Chapter 20: Perfect Destiny

4.8K 612 217
                                    



Overprotective

Kringgg... Kriingg... Kriiingg... Pik... Dalam keadaan masih setengah bangun, kau mematikan bunyi alarmmu. Lalu dengan mata yang masih menyipit berat, kau memaksakan diri melihat jam di layar ponselmu. Matamu baru mau terbuka lebar begitu kau tahu sekarang sudah pukul 8 lewat. Bahkan tubuhmu yang tadi masih belum ingin bekerja kini tanpa paksaan segera bergerak. Kau bangkit dari ranjangmu lantas bergegas ke kamar kecil. Di sana kau menggosok gigi dengan kasar dan cepat lalu mencuci muka.

Pun kau beralih pada meja riasmu yang berada di kamar. Kau mendadani wajah polosmu itu dengan riasan seadanya.

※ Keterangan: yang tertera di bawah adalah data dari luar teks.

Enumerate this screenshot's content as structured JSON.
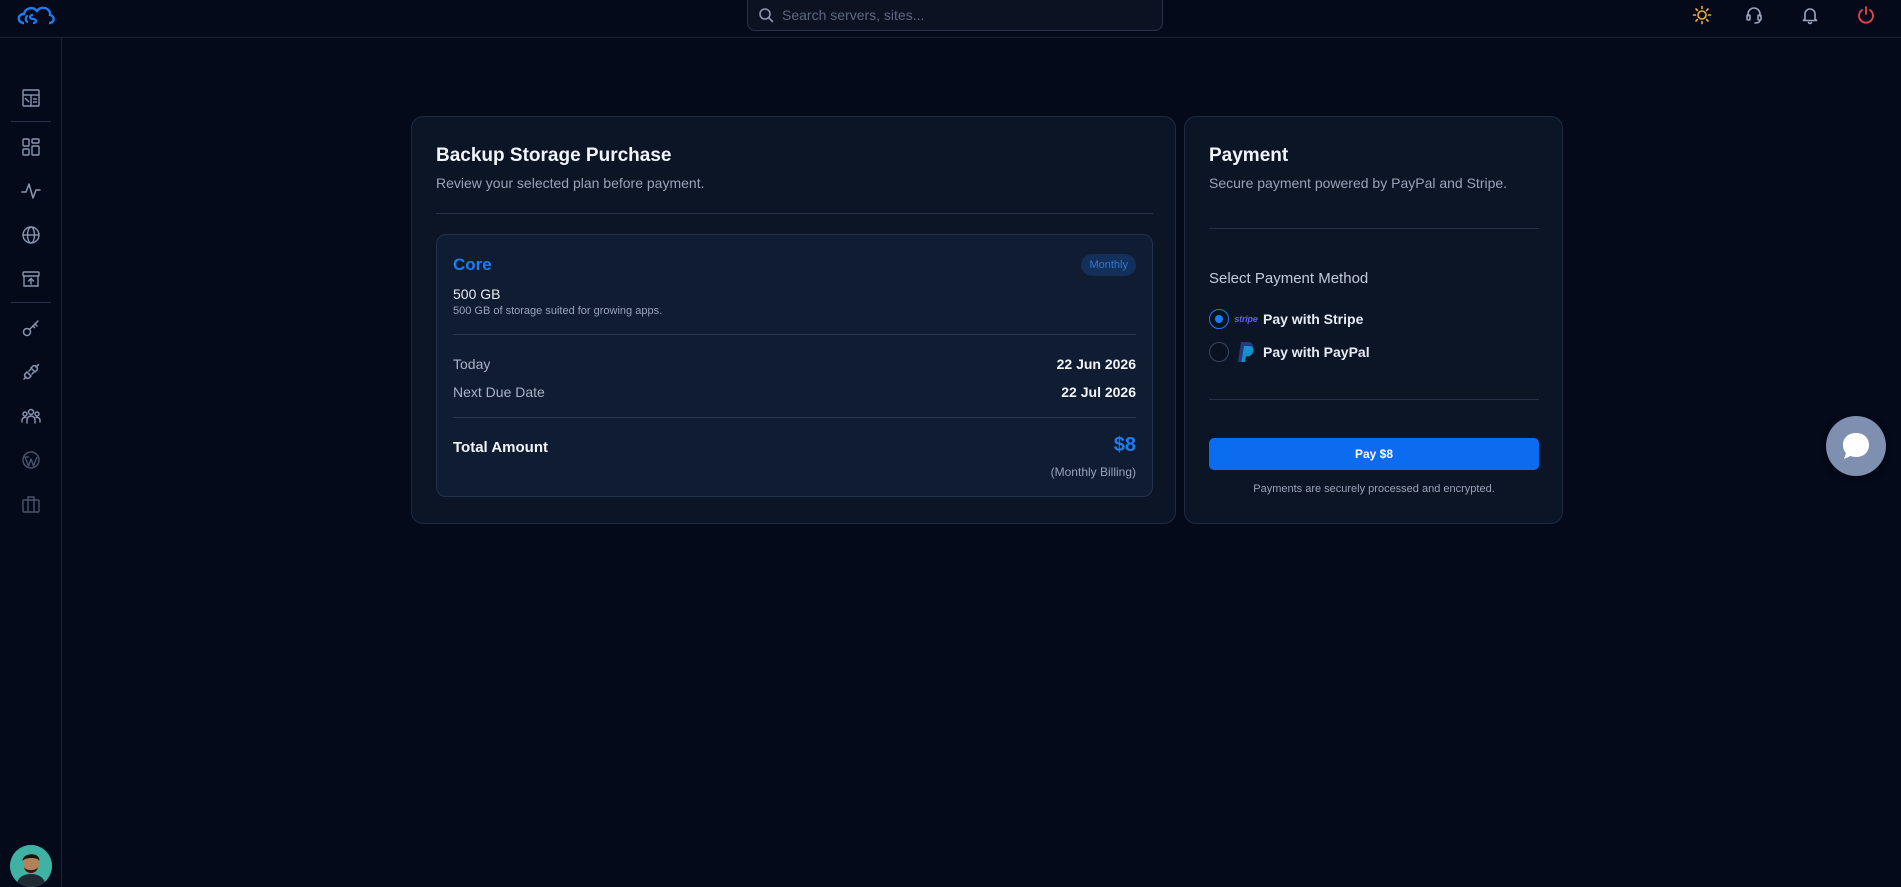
{
  "topbar": {
    "logo_alt": "cs logo",
    "search_placeholder": "Search servers, sites...",
    "icons": [
      "sun-icon",
      "headset-icon",
      "bell-icon",
      "power-icon"
    ]
  },
  "sidebar": {
    "items": [
      {
        "icon": "dashboard-layout-icon"
      },
      {
        "icon": "apps-grid-icon"
      },
      {
        "icon": "activity-icon"
      },
      {
        "icon": "globe-icon"
      },
      {
        "icon": "archive-upload-icon"
      },
      {
        "icon": "key-icon"
      },
      {
        "icon": "plug-icon"
      },
      {
        "icon": "team-icon"
      },
      {
        "icon": "wordpress-icon"
      },
      {
        "icon": "briefcase-icon"
      }
    ]
  },
  "purchase": {
    "title": "Backup Storage Purchase",
    "subtitle": "Review your selected plan before payment.",
    "plan": {
      "name": "Core",
      "badge": "Monthly",
      "size": "500 GB",
      "description": "500 GB of storage suited for growing apps."
    },
    "rows": [
      {
        "label": "Today",
        "value": "22 Jun 2026"
      },
      {
        "label": "Next Due Date",
        "value": "22 Jul 2026"
      }
    ],
    "total_label": "Total Amount",
    "total_value": "$8",
    "total_note": "(Monthly Billing)"
  },
  "payment": {
    "title": "Payment",
    "subtitle": "Secure payment powered by PayPal and Stripe.",
    "method_heading": "Select Payment Method",
    "methods": [
      {
        "label": "Pay with Stripe",
        "brand": "stripe",
        "selected": true
      },
      {
        "label": "Pay with PayPal",
        "brand": "paypal",
        "selected": false
      }
    ],
    "pay_button": "Pay $8",
    "note": "Payments are securely processed and encrypted."
  },
  "colors": {
    "background": "#040a1a",
    "card": "#0c1526",
    "accent": "#1e7cf2",
    "button": "#0b6cf0",
    "sun": "#f2b233",
    "power": "#e5484d"
  }
}
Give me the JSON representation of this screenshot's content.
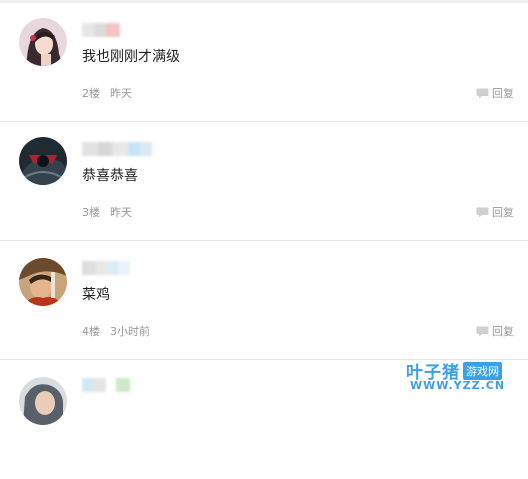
{
  "comments": [
    {
      "floor": "2楼",
      "time": "昨天",
      "text": "我也刚刚才满级",
      "reply_label": "回复",
      "avatar_icon": "anime-girl-avatar"
    },
    {
      "floor": "3楼",
      "time": "昨天",
      "text": "恭喜恭喜",
      "reply_label": "回复",
      "avatar_icon": "dark-character-avatar"
    },
    {
      "floor": "4楼",
      "time": "3小时前",
      "text": "菜鸡",
      "reply_label": "回复",
      "avatar_icon": "warrior-avatar"
    },
    {
      "floor": "",
      "time": "",
      "text": "",
      "reply_label": "",
      "avatar_icon": "partial-avatar"
    }
  ],
  "watermark": {
    "brand": "叶子猪",
    "tag": "游戏网",
    "url": "WWW.YZZ.CN"
  },
  "colors": {
    "accent": "#3aa0e8",
    "meta": "#999999",
    "divider": "#e6e6e6"
  }
}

Lipstick, bedak, perona pipi, maskara, dan akhirnya parfum dengan aroma buah-buahan yang lembut. Kau tersenyum puas memandangi dirimu yang cukup sempurna. Setelah itu, kau beranjak dari depan kaca menuju lemari. Di sana kau mengambil tas kulit berwarna krim dan berjalan cepat menuju teras dalam rumahmu.

Kau merasa tidak sempat untuk sarapan barang sedikit pun. Maka kau langsung memakai sepatumu dan akhirnya berlari kecil keluar rumah setelah mengunci pintu kamar apartemenmu. Suara merdu burung dan aroma alam yang asri segera menyambut pagimu. Kau menghela nafas sembari melihat ke langit, senyumanmu merekah cerah sama seperti matahari pagi ini. Setelah itu mengindahkan mata pada kalender di ponsel layar sentuhmu.

"Ini hari peringatan kematiannya, ya?" Kau mendengus di tengah gumamanmu "Waktu sangat cepat berlalu, ini sudah 10 tahun semenjak kematiannya."

.

.

.

Perfect Destiny

.

.

.

"Biasanya yang menyebabkan rambut rontok adalah stress. Apa anda memiliki masalah belakangan ini?" Tanyamu pada seorang pasien wanita saat ini.

"Ya, begitulah. Anda tahu, menjadi Ibu rumah tangga itu tidak mudah. Saya harus pintar mengurus pengeluaran rumah. Anak saya ada 8 dan suami saya selalu dinas keluar kota. Rasanya belakangan ini saya bahkan tidak bisa bersantai," keluh wanita itu sambil memijat kepalanya pusing.

Kau tersenyum, "Anda mempunyai 8 anak? Wah, anda beruntung sekali. Ada yang bilang, kan anak adalah harta titipan Tuhan. Anda harus merawat mereka baik-baik. Saya yakin Wanita hebat seperti anda dapat menjalani kehidupan rumah tangga yang baik."

"Ahahaha, anda pandai berbicara, dokter. Tapi, maaf, apa dokter belum memiliki kekasih? Dokter secantik anda pasti sudah mempunyainya, bukan?" Tanya Wanita itu mendadak.

Kau tertawa garing, "Sampai saat ini saya belum memilikinya, sayang sekali. Nah, untuk menangani stress anda, saya sarankan anda harus lebih banyak merilekskan diri di tengah-tengah waktu kosong. Sering-seringlah berjalan santai bersama anak-anak anda. Biasanya tawa mereka akan membawa ketenangan bagi seorang Ibu, bukan?"

"Benar. Semua anak-anak yang bahagia akan mengusir semua stress orangtuanya, ahahaha. Sepertinya anda suka sekali pada anak-anak, Dokter."

"Ya, saya suka sekali. Mereka sangat lucu dan menggemaskan," responmu sebaik mungkin.

"Kalau begitu saya permisi. Terimakasih atas bantuannya, Dokter (Name)." Akhirnya wanita itu berdiri. Ia membungkuk sekali sebelum akhirnya pergi dari ruangan praktekmu.

Kau mendengus diam sambil tersenyum tipis memandangi punggung pintu beberapa saat sebelum kau memutar kursi kembali menghadap meja. Kau menulis beberapa laporan hari ini di sebuah kertas. Pasien hari ini tidak terlalu banyak. Pekerjaanmu pun lebih cepat selesai. Tok, Tok... "(Name), aku masuk, ya?" Kau mengenali suara sahutan dari balik pintu itu, pun memutar kursimu menghadap pintu dan mengabaikan sejenak kegiatanmu.